The occasion, according to royal analyst Richard Fitzwilliams, is steeped in tradition and history.
“Trooping the Colour originated in the need to distinguish friend from foe in the confusion of battle and the Colours became a rallying point,” he told Newsweek.
“The Colour being trooped is that presented by William earlier this month to 1st Battalion, Irish Guards, it is consecrated and carries the regimental battle honours.
“The Queen’s Birthday Parade is world-famous, marking her official birthday. George I began the tradition of the monarch having two birthdays.”
Prince Harry, Meghan Markle, and the disgraced Prince Andrew will not be joining other royals on the palace balcony to watch the procession, according to Buckingham Palace insiders. Only working royals are anticipated to watch from there.
Fitzwilliams added: “Queen Victoria began the tradition of balcony appearances at Buckingham Palace in 1851.
“This has become an iconic annual event after Trooping the Colour when the extended royal family assembles on the balcony.
“At the Queen’s Diamond Jubilee, the small group of royals who appeared were considered to be symbolic of the ‘inner core’ of the monarchy.
“Seventeen royals will appear on the balcony after Trooping the Colour next Thursday, this is restricted to working royals.
“It has been reported that the extended royal family may appear on the balcony after the final Jubilee event, the Parade, on Sunday, June 5.”

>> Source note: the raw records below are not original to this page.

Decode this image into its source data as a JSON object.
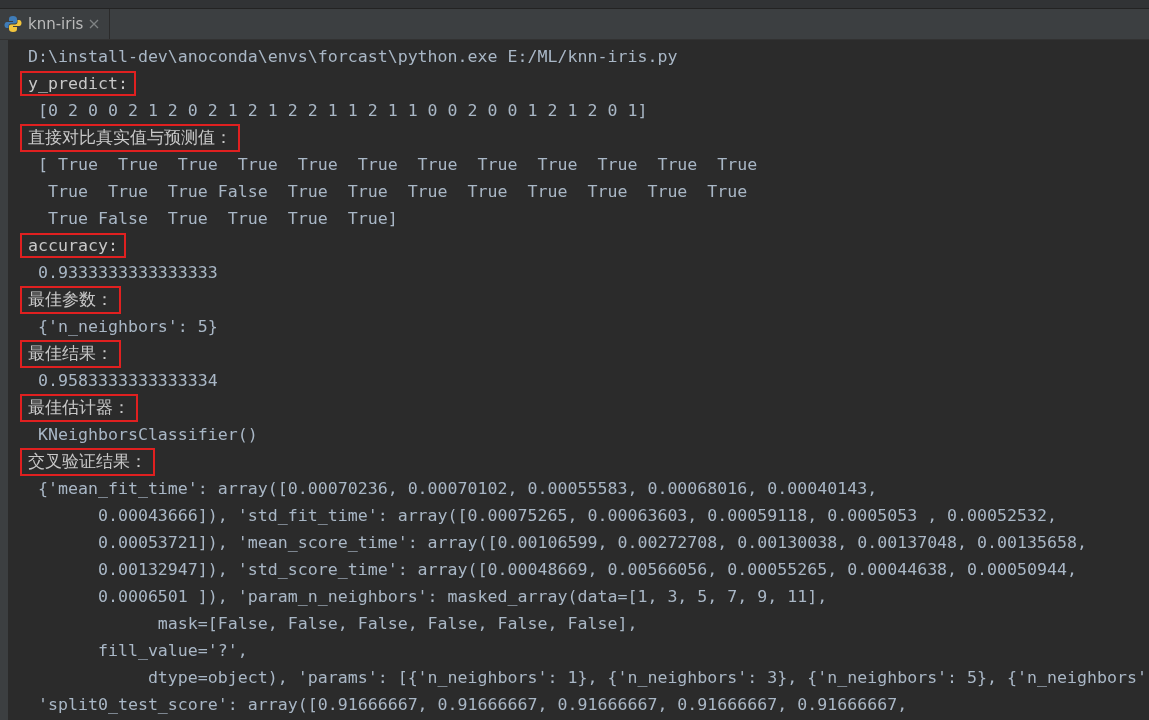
{
  "tab": {
    "title": "knn-iris"
  },
  "console": {
    "lines": [
      {
        "kind": "plain",
        "text": "D:\\install-dev\\anoconda\\envs\\forcast\\python.exe E:/ML/knn-iris.py"
      },
      {
        "kind": "marked",
        "text": "y_predict:"
      },
      {
        "kind": "plain",
        "text": " [0 2 0 0 2 1 2 0 2 1 2 1 2 2 1 1 2 1 1 0 0 2 0 0 1 2 1 2 0 1]"
      },
      {
        "kind": "marked",
        "text": "直接对比真实值与预测值："
      },
      {
        "kind": "plain",
        "text": " [ True  True  True  True  True  True  True  True  True  True  True  True"
      },
      {
        "kind": "plain",
        "text": "  True  True  True False  True  True  True  True  True  True  True  True"
      },
      {
        "kind": "plain",
        "text": "  True False  True  True  True  True]"
      },
      {
        "kind": "marked",
        "text": "accuracy:"
      },
      {
        "kind": "plain",
        "text": " 0.9333333333333333"
      },
      {
        "kind": "marked",
        "text": "最佳参数："
      },
      {
        "kind": "plain",
        "text": " {'n_neighbors': 5}"
      },
      {
        "kind": "marked",
        "text": "最佳结果："
      },
      {
        "kind": "plain",
        "text": " 0.9583333333333334"
      },
      {
        "kind": "marked",
        "text": "最佳估计器："
      },
      {
        "kind": "plain",
        "text": " KNeighborsClassifier()"
      },
      {
        "kind": "marked",
        "text": "交叉验证结果："
      },
      {
        "kind": "plain",
        "text": " {'mean_fit_time': array([0.00070236, 0.00070102, 0.00055583, 0.00068016, 0.00040143,"
      },
      {
        "kind": "plain",
        "text": "       0.00043666]), 'std_fit_time': array([0.00075265, 0.00063603, 0.00059118, 0.0005053 , 0.00052532,"
      },
      {
        "kind": "plain",
        "text": "       0.00053721]), 'mean_score_time': array([0.00106599, 0.00272708, 0.00130038, 0.00137048, 0.00135658,"
      },
      {
        "kind": "plain",
        "text": "       0.00132947]), 'std_score_time': array([0.00048669, 0.00566056, 0.00055265, 0.00044638, 0.00050944,"
      },
      {
        "kind": "plain",
        "text": "       0.0006501 ]), 'param_n_neighbors': masked_array(data=[1, 3, 5, 7, 9, 11],"
      },
      {
        "kind": "plain",
        "text": "             mask=[False, False, False, False, False, False],"
      },
      {
        "kind": "plain",
        "text": "       fill_value='?',"
      },
      {
        "kind": "plain",
        "text": "            dtype=object), 'params': [{'n_neighbors': 1}, {'n_neighbors': 3}, {'n_neighbors': 5}, {'n_neighbors'"
      },
      {
        "kind": "plain",
        "text": " 'split0_test_score': array([0.91666667, 0.91666667, 0.91666667, 0.91666667, 0.91666667,"
      }
    ]
  }
}
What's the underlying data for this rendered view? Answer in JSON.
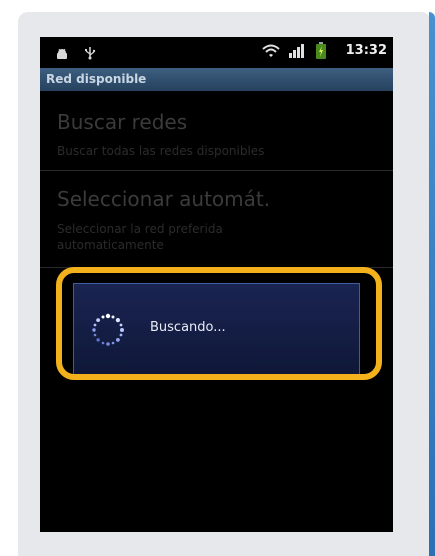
{
  "status_bar": {
    "time": "13:32",
    "icons": [
      "android-debug-icon",
      "usb-icon",
      "wifi-icon",
      "signal-icon",
      "battery-icon"
    ]
  },
  "title_bar": {
    "title": "Red disponible"
  },
  "menu": {
    "items": [
      {
        "title": "Buscar redes",
        "subtitle": "Buscar todas las redes disponibles"
      },
      {
        "title": "Seleccionar automát.",
        "subtitle": "Seleccionar la red preferida automaticamente"
      }
    ]
  },
  "dialog": {
    "message": "Buscando..."
  },
  "colors": {
    "highlight": "#f3b11b",
    "title_bar": "#31506f",
    "dialog_bg": "#141e46"
  }
}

Tim Rooke, a highly experienced royal photographer at Shutterstock Editorial, describes the Platinum Jubilee as “a momentous moment for The Queen and for the country and is one unlikely to ever be repeated” and explained the “privilege to have witnessed a small part of her reign.”
He told Newsweek: “The Queen is one of the most famous and watched figures in the world, and it has been a real honor to have photographed her during her reign.
“I’ve followed the Royal family across the world as Shutterstock Editorials Royal Photographer, visiting locations such as Australia, Canada, Bosnia and Ireland.
“Despite decades of this work, I am always fascinated by how the public continuously love to see The Queen completing her duties.”
He also noted how the hard work of the role has its rewards, adding: “When photographing The Queen, you must contend with crowds of onlookers and other interested photographers.
“However, fighting for the perfect shot makes it even more rewarding when it does come through.
“The Queen never poses, so any captured smiles are genuine moments between her and those around her.
“My trick is to always ensure I’m in the right position to make it look as if she’s smiling directly at me, my camera, and all who then view the images of her.”